The long-awaited consultation on the UK Green Taxonomy has also finally been published (closing 6 February 2025), which would form part of a wider sustainable finance framework. This asks questions about the value, design, scope (sectors), objectives (and key metrics), use cases and benefits of a UK Green Taxonomy, the practical challenges, whether a UK Taxonomy would be a useful tool in supporting the allocation of transition finance alongside transition planning, and the key design features, criteria and characteristics that would maximise the potential of a UK Taxonomy considering usability, both for investors and those seeking investment (for instance, the level of detail in the criteria and the type of threshold - e.g. quantitative, qualitative, legislative).

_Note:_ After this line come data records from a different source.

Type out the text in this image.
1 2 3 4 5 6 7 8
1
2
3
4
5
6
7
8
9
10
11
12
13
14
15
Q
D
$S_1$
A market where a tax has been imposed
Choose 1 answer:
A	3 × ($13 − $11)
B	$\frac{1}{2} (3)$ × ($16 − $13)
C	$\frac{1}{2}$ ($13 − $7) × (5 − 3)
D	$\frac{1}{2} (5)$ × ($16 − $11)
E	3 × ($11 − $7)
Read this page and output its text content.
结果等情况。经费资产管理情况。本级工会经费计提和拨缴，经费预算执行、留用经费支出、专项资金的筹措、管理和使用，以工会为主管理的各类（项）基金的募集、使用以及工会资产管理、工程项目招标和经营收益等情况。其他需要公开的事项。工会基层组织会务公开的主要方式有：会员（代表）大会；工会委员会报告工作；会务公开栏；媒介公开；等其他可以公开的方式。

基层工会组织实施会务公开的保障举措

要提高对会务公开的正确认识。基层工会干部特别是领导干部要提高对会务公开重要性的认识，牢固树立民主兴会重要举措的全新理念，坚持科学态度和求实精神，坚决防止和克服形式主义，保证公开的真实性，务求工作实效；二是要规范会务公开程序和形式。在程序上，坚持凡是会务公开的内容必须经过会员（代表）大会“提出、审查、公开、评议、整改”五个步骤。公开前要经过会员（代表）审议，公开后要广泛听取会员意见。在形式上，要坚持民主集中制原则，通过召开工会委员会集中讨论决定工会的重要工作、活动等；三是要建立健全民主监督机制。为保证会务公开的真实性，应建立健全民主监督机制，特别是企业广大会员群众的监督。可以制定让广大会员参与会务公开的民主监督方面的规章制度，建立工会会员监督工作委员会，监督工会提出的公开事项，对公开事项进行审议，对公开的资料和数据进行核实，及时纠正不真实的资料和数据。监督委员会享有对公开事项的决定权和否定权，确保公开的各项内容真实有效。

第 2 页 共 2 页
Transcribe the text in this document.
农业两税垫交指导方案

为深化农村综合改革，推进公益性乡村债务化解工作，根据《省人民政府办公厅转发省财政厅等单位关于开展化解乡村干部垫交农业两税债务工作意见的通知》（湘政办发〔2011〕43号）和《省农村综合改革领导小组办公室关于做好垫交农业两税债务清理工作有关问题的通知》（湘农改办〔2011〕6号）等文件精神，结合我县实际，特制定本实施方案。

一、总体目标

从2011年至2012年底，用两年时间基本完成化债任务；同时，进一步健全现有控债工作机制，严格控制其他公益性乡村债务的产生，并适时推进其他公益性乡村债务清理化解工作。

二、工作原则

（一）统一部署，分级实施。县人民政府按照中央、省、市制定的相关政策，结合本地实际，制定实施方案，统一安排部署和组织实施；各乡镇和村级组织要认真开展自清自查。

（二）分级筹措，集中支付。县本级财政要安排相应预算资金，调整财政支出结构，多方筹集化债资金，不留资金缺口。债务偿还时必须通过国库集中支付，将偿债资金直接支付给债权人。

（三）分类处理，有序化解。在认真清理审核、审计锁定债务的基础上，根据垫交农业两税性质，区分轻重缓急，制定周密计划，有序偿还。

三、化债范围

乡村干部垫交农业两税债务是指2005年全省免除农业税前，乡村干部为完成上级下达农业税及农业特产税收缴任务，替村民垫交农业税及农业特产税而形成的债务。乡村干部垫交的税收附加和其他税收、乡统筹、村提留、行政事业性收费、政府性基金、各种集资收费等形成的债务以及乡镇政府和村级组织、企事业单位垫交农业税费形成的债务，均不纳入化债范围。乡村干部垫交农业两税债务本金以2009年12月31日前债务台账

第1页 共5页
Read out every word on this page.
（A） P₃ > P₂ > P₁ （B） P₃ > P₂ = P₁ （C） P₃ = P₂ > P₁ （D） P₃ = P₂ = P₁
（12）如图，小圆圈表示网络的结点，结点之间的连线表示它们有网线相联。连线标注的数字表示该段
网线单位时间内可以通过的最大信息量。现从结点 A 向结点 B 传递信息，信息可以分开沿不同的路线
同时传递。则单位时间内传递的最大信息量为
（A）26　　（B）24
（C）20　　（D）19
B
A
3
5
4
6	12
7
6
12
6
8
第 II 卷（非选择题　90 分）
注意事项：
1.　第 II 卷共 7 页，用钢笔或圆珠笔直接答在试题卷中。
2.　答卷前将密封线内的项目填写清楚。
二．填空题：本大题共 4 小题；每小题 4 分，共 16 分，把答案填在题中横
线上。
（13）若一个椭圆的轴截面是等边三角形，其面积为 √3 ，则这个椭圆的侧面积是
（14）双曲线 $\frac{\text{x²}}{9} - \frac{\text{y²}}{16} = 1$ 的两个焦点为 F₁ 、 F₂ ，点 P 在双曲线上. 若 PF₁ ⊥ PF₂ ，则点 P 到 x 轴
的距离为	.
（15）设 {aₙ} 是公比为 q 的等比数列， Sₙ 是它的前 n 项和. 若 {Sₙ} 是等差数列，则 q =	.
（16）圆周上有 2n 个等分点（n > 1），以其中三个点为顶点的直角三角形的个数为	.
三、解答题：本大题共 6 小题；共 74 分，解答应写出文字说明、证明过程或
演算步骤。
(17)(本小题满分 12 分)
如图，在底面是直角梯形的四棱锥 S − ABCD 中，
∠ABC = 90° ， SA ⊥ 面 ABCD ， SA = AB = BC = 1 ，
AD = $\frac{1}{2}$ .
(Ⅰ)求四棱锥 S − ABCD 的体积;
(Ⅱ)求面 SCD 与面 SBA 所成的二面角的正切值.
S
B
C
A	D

It also asks for views on how to incorporate a 'Do No Significant Harm' (DNSH) principle, and how this could work.
Other announcements related to 'delivering the foundations of a world-leading sustainable finance framework to drive investment in the green transition and deliver economic growth', included:
- the intention to consult on streamlined sustainability disclosures for 'economically significant companies' (very likely to include listed companies),
- consulting in H1 2025 on how best to take forward the manifesto commitment on transition plans, and
- launching a set of integrity principles for voluntary carbon and nature markets at COP29, ahead of a consultation in 2025.